If you think about a website in terms of a shop, a website is equivalent to your shop window. Assuming that you would make sure your shop window looked good and reflected your brand, it then follows that your website should do the same. As with a shop window designed to attract passing traffic, you only have a few seconds to make a good impression or your potential customers will go elsewhere.
Considering the importance of your website, it isn’t worth cutting corners, especially if the online arena is where you do all of your business.
With web design, you also need to make sure that your site complies with any relevant UK laws such as the Data Protection Act if you collect personal data from visitors and the Payment Card Industry Data Security Standard if you collect and process debit and credit card information. Additionally, your site needs to be easy to navigate and accessible to all. If things are hard to find (poor navigation) or if people can’t see the information they are looking for quickly (bad page layout), you will lose them at the click of a mouse.
Obviously, if you have a website you will need it to show up in the search engines because that is the way that most people locate sites. The main search engine is Google because it has the largest market share, but Yahoo!, Bing and others shouldn’t be ignored.
At the design stage you need to make sure that your site is accessible to these search engines so that the search engine spiders (or bots) can crawl and index your site. This involves making sure that such things as frames are not used for anything that you want indexed because the spiders can’t read them. Additionally, images need alt text (alternative text) because the search engines cannot tell what a picture depicts.
Do not make the mistake of designing a site purely for the search engines though. Design with them in mind, but don’t design exclusively for them. Whilst they are very important, it isn’t Google, Yahoo! Or Bing that will buy from you – it’s real people – and they want to land on a site that looks good, instils trust in them and persuades them to do what you want them to.

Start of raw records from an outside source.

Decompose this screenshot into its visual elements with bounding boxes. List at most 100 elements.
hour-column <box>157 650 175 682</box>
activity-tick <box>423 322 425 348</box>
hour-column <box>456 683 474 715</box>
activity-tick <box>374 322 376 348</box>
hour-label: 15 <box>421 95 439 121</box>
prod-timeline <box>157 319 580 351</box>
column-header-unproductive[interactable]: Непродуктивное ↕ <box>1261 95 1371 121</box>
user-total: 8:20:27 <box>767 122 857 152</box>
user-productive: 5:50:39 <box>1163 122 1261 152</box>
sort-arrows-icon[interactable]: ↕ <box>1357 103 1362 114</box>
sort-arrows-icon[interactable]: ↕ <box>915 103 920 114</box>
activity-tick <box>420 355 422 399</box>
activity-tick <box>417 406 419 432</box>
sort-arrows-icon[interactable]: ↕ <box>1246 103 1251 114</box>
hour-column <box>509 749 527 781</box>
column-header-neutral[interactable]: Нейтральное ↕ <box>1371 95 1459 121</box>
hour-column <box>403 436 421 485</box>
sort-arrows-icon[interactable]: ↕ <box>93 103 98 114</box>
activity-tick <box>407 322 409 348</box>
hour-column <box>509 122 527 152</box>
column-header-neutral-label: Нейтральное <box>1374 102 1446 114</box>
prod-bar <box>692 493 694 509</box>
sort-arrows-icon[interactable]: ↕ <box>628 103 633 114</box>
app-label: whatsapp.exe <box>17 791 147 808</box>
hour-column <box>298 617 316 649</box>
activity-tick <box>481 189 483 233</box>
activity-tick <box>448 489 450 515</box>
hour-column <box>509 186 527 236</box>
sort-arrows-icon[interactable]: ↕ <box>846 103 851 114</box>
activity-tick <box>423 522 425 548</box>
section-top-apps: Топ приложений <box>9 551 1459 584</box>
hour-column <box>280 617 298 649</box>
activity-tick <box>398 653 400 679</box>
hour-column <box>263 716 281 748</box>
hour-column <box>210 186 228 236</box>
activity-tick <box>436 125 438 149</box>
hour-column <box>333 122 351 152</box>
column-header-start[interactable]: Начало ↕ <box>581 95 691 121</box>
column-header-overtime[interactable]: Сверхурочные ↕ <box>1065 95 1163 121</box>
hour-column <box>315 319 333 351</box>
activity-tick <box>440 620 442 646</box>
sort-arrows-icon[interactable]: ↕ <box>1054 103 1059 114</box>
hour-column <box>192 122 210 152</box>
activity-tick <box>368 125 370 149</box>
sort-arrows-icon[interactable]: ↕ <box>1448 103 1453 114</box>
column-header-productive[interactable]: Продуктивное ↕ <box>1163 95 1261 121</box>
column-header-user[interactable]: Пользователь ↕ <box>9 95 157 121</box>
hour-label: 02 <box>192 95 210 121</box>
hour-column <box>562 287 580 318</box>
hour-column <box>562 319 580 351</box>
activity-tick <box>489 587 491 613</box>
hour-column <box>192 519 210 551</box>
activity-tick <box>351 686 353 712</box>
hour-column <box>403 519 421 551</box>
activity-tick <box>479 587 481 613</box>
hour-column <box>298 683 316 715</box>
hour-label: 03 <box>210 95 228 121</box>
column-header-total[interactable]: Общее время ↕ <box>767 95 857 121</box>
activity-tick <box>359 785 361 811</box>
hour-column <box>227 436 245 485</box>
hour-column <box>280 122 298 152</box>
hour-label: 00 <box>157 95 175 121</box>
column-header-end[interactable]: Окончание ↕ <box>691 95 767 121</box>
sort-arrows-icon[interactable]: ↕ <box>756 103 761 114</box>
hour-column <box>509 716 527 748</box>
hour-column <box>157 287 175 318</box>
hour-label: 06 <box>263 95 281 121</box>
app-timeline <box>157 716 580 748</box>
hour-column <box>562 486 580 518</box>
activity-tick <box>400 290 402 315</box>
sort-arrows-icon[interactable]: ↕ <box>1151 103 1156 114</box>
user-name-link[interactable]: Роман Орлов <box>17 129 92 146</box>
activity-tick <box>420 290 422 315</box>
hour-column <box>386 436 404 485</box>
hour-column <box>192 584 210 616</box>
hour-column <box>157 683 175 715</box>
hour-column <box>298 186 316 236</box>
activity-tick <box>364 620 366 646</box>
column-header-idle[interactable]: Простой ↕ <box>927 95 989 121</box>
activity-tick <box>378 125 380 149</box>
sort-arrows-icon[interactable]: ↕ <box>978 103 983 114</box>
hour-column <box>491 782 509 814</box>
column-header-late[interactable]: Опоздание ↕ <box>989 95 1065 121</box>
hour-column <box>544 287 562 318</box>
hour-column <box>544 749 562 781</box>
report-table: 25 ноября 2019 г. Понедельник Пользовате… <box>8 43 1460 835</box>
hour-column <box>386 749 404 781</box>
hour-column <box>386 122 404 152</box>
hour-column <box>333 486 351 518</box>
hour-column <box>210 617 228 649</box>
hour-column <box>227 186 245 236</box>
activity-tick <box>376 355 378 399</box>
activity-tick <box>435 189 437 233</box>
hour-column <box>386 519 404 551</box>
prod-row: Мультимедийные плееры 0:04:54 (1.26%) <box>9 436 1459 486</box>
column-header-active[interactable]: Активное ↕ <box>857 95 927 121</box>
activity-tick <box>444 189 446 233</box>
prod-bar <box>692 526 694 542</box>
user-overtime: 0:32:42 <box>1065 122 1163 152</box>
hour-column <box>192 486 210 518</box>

A major way to get people to do what you want them to is to use a ‘call to action’ which basically tells visitors what to do and how to do it. An example is ‘book now’ positioned in an obvious place on the page, in contrasting colours so that it stands out, with a booking form or phone number next to or immediately below it. People need a site to be clear or they won’t know what to do on it and you will lose a sale.
When you get a site designed, think ahead to the future. You don’t want a design that won’t be able to expand as your business expands. If you may need to add additional sections in later, make sure you design doesn’t constrain you.
Another thing to consider is whether you need a content managed site (CMS) that you can update yourself. The advantages to that are that you don’t need to contact and pay someone else every time you need something updated. These days, CMS sites are easy to use and allow for immediate edits to keep your site current. Adding new content should be very easy to do.
Having built your site, you will then need to promote it, both on and offline so that people can see what you have to offer and buy from you. There’s no pint in having an amazing site that no-one can find. Techniques such as search engine optimisation and PR will help drive people to your site and if the site is designed well, these people should become your customers.